Dagegen etwas zu unternehmen und gemeinsam mit Betroffenen nach Lösungen zu suchen war der Anspruch eines Projektes von Ole Landsberg. Im Rahmen seines Studiums der Integrativen Heilpädagogik verbrachte er sein siebtes Semester in der Tagesstätte des Gemeindepsychiatrischen Zentrums und beschäftigte sich mit dem Thema Vorurteile gegenüber Menschen mit psychischen Beeinträchtigungen - "Wi(e)der Vorurteile."
Unwissen und negative Berichterstattungen der Medien seien Hauptursachen, die zur Bildung von Vorurteilen und schließlich zu Stigmatisierungen beitrügen, berichtet Ole Landsberg bei der Vorstellung seines Projektes im Hörsaal der Evangelischen Hochschule Darmstadt.

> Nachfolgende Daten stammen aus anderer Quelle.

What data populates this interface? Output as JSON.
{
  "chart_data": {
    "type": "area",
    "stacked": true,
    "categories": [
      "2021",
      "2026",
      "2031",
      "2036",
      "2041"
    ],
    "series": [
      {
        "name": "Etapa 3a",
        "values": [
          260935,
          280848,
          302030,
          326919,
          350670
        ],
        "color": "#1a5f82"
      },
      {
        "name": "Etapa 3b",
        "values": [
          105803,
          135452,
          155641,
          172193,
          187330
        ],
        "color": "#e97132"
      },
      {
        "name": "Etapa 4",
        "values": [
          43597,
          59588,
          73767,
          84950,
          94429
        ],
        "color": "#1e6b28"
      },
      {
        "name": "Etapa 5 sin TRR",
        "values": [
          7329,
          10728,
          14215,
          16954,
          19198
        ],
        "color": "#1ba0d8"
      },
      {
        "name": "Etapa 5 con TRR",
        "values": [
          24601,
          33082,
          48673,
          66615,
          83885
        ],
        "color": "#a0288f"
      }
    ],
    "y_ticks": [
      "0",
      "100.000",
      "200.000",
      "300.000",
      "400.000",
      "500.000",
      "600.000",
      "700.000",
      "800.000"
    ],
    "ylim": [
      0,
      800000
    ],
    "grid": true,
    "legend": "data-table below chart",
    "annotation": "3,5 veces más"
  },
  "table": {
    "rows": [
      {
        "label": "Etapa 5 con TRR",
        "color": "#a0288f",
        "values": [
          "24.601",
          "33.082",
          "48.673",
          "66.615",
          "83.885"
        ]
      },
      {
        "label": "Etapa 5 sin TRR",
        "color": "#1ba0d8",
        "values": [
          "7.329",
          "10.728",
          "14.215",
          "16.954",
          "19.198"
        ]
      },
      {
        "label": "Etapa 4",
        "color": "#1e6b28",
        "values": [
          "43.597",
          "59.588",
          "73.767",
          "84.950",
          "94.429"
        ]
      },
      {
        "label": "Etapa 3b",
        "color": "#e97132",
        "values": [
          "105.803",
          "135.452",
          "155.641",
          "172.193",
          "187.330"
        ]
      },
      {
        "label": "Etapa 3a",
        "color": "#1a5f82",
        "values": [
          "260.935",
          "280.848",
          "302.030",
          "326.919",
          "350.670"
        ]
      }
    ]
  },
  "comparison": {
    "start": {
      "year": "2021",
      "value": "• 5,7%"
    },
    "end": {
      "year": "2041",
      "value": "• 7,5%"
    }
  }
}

Stigmatisierung bedeute, dass Menschen eine abwertende Einstellung gegenüber Betroffenen entwickeln und im konkreten Fall alle psychisch kranken Menschen mit einem negativen Merkmal versehen und ablehnen. Dies führe zu einer gesellschaftlichen Ausgrenzung und Diskriminierung, so Ole Landsberg. In Gesprächskreisen in der Tagesstätte am Wilhelminenplatz hätten sowohl Mitarbeitende als auch Besucherinnen und Besucher der Tagesstätte sehr offen mit ihm gesprochen und von Erlebnissen berichtet, die bestätigten, dass große Vorurteile gegenüber psychisch kranken Menschen bestehen. In ihrer Anwesenheit werde abfällig über sie gesprochen. Viele würden sie als weniger kompetent, irgendwie anders behandeln als andere. Betroffene erlebten dies in der Familie, bei Freunden und auf der Arbeit. Oftmals wendeten sich die sozialen Kontakte von ihnen ab, weil sie nicht wüssten, wie sie mit der Erkrankung umgehen sollten.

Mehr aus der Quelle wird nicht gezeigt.